The end result of this lifetime absorbing the metropolis is a considered but deliberately assertive sound – glossy club soundscapes morphed into murky, cheerless reflections of a grey future. “I tend to envisage the perfect setting for how this music will be shared as bass laden amplification in a dark, drunk basement somewhere in London. That is where I’ve had my most inexplicably transcendent moments and I’d love to offer that to other people”. His latest release with London creative collective PLZ Make It Ruins is available to buy on a sliver bullet-shaped USB drive housed in a velvet carry pouch. Like PC Music and perhaps the NON Collective, there is an abrasive hyperrealism to the PLZ aesthetic which is highly prevalent in ERSATZ’s shellacked club rattlers.
Where PC Music use populist commercialism as their imagined dystopia, ERSATZ and his peers use the dancefloor.

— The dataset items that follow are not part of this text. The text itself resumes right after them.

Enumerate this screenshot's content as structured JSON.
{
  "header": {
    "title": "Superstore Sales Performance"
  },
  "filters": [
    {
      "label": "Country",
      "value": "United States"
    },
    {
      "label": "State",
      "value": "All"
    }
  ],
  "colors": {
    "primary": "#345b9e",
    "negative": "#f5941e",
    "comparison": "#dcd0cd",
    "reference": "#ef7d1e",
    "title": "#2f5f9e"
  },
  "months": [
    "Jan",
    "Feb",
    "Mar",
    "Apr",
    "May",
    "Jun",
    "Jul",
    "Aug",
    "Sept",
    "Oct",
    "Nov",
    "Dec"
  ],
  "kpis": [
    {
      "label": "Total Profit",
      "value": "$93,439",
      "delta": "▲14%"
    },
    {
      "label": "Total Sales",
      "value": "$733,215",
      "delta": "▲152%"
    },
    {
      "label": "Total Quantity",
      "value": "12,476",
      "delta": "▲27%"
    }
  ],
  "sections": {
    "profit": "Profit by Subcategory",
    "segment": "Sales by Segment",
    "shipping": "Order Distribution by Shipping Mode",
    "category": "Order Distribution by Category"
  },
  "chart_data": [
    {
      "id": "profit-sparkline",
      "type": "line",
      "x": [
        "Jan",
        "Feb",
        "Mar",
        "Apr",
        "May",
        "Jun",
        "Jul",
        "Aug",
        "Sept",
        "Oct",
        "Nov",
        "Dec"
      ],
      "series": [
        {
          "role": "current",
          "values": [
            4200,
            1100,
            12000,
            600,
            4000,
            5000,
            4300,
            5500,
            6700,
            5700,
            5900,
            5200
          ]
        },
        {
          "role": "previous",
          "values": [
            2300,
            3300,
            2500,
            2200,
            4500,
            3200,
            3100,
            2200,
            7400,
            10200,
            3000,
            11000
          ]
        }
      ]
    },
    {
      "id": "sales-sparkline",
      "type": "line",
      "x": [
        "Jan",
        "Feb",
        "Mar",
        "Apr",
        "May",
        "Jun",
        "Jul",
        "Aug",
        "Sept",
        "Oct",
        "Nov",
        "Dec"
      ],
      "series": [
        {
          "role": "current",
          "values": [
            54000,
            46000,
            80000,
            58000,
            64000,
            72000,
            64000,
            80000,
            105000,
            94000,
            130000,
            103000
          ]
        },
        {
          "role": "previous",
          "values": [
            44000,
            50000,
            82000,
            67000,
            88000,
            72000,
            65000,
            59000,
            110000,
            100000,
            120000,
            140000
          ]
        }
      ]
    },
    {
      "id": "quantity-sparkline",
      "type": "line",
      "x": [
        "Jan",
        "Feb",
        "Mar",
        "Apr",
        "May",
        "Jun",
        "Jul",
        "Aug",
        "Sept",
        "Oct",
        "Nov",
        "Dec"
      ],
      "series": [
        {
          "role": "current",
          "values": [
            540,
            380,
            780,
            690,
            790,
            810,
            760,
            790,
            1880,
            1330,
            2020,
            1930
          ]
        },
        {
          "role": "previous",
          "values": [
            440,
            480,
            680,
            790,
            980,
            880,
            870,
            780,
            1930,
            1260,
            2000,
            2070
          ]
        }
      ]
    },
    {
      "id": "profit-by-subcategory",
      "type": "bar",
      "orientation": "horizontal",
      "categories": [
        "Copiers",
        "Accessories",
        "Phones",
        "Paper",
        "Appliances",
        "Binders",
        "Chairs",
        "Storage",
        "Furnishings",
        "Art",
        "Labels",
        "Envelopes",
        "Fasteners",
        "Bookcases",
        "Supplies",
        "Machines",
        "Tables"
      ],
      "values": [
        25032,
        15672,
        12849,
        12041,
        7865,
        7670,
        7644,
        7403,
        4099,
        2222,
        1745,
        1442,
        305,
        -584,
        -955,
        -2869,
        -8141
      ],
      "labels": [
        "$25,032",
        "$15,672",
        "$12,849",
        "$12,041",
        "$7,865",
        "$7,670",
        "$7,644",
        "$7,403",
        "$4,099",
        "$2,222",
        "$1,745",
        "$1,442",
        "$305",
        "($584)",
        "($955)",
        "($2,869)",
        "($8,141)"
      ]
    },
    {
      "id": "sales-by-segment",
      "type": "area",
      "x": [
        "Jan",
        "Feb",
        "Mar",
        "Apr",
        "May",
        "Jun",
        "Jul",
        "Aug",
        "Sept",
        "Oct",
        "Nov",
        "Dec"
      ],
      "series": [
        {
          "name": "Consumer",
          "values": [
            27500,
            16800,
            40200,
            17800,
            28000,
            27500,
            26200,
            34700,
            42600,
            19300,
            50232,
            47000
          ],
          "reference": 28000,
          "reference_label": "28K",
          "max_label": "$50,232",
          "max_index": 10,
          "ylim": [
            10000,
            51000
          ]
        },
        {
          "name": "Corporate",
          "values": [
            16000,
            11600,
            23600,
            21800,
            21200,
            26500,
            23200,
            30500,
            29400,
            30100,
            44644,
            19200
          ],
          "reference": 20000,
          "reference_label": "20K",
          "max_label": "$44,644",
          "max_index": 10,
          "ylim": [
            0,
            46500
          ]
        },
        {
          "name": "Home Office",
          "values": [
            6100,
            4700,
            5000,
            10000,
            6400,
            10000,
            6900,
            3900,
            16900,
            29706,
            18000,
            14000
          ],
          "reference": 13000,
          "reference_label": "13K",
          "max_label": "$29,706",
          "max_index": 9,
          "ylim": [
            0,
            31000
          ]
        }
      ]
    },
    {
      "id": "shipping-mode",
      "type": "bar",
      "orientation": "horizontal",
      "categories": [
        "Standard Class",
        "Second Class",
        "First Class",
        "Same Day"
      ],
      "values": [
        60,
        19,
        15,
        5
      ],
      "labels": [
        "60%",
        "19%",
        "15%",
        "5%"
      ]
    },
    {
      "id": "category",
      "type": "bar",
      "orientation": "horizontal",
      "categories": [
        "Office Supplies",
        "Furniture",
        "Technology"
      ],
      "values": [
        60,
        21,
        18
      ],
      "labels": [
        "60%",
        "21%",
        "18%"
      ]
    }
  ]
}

Like Evian Christ and, more recently, Lorenzo Senni, the “rave” becomes mythologised – a prism through which real-life can be viewed and challenged. Through their releases and their GÆZ club-night in London, the crew are hoping to “represent confidence and flexibility”. While some post-everything art units can come across sneery and vacuous, ERSATZ and the PLZ collective are honing a platform for statements best served “loud AF”.